Resolution: Not A Problem
Affects Version/s: 1.2.0
Fix Version/s: None
Component/s: SCM HA
Release Note:Resolve it, since both retry count and delete transaction can be correctly handled. We may not be able to scan out new added transaction immediately, but it is not problem.
After SCM Snapshot is merged, writes to rocksDB are queued in DBTransactionBuffer, and committed to rocksDB when SCMDBTransactionBuffer#flush() is called in SCMStateMachine#takeSnapshot().
Assume the new added/deleted/updated DeletedBlocksTransaction are queued in DBTransactionBuffer, there will be two issues:
- increaseRetryCountOfTransactionInDB() will read a stale retryCount, and execute FAA(Fetch and Add) logic on a stale value.

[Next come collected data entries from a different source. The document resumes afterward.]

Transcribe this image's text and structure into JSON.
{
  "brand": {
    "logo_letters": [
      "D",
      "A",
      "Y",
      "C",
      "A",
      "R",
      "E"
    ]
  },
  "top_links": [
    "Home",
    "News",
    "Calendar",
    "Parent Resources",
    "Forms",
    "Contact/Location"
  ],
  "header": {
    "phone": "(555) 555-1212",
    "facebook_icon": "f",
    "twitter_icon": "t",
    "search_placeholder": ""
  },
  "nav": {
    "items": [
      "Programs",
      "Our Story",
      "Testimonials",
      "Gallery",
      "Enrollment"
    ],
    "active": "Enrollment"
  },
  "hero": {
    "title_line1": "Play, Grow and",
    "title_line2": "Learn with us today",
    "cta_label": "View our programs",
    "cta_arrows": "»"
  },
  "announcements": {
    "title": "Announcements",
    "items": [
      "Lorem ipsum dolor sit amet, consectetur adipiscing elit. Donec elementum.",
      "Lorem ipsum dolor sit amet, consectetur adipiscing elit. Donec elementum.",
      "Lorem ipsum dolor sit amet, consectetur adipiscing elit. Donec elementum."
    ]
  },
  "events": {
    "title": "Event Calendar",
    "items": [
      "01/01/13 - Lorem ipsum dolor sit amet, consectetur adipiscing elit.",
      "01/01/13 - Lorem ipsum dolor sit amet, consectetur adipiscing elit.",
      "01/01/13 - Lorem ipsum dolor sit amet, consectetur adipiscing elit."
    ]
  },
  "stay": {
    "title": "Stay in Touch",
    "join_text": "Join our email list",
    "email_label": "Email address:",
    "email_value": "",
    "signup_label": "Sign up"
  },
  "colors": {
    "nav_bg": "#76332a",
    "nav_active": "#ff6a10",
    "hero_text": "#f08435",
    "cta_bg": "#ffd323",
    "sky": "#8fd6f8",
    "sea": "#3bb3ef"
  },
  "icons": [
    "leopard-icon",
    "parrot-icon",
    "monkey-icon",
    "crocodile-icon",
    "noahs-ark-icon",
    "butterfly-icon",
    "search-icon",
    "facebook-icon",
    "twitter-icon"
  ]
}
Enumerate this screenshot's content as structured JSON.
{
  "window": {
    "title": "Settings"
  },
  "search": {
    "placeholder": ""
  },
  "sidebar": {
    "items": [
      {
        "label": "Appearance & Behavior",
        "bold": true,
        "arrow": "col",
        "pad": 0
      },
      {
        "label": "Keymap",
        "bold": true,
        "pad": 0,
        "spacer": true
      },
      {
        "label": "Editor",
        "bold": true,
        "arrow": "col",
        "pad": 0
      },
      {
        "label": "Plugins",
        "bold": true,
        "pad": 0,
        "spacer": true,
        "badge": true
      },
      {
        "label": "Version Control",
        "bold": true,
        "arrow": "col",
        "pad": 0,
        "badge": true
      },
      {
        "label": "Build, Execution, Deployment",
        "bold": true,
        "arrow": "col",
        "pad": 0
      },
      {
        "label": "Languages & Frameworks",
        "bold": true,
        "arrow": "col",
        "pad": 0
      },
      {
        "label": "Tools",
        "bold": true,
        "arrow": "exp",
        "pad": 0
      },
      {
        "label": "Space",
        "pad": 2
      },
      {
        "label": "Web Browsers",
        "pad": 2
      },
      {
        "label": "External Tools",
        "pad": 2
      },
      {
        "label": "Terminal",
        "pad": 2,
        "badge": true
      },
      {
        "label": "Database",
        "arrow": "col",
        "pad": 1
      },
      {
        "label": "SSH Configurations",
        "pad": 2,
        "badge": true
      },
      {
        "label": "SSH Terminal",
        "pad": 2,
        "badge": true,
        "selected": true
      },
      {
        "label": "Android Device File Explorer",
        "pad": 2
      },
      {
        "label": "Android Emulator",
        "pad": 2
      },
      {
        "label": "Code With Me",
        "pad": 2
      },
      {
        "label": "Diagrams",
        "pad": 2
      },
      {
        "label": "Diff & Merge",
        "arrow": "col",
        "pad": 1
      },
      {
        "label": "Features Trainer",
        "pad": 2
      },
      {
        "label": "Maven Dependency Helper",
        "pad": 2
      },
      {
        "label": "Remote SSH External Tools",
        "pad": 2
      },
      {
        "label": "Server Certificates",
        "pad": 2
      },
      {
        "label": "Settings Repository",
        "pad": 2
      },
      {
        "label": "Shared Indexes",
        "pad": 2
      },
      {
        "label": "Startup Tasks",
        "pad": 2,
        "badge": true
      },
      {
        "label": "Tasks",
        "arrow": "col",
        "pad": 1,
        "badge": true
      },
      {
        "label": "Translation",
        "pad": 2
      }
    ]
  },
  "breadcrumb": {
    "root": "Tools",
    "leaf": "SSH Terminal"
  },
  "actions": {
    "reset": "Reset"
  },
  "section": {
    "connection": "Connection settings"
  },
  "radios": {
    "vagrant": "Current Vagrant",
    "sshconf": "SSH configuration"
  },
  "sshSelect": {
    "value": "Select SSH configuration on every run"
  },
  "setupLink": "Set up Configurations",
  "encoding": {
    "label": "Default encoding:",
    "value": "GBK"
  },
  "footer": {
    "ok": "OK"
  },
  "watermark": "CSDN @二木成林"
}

- SCMBlockDeletingService 1) can not read the new added txn, 2) read the already deleted txn
We will enable PartialTableCache of DeletedBlocksTXTable. All the add/delete/update will update both PartialTableCache and DBTransactionBuffer, read operation will first check the cache, then the table if cache missed. The cache will be evicted when SCMDBTransactionBuffer#flush() is called.
The cache and table are modified by StateMachineUpdater, which applies committed operations in a sequential order, so the correctness is apparent.
For the above issue:
- increaseRetryCountOfTransactionInDB() is executed in StateMachineUpdater, it will always read the latest retryCount.
- SCMBlockDeletingService scans the table via an iterator, we need first return the txns in cache, then return the txns in table but not in cache. Attention, while SCMBlockDeletingService is scanning the cache and table, StateMachineUpdater might update the cache and table simultaneously, which is not a problem, SCMBlockDeletingService can safely ignore the update during the scan, since the scan is a periodical task.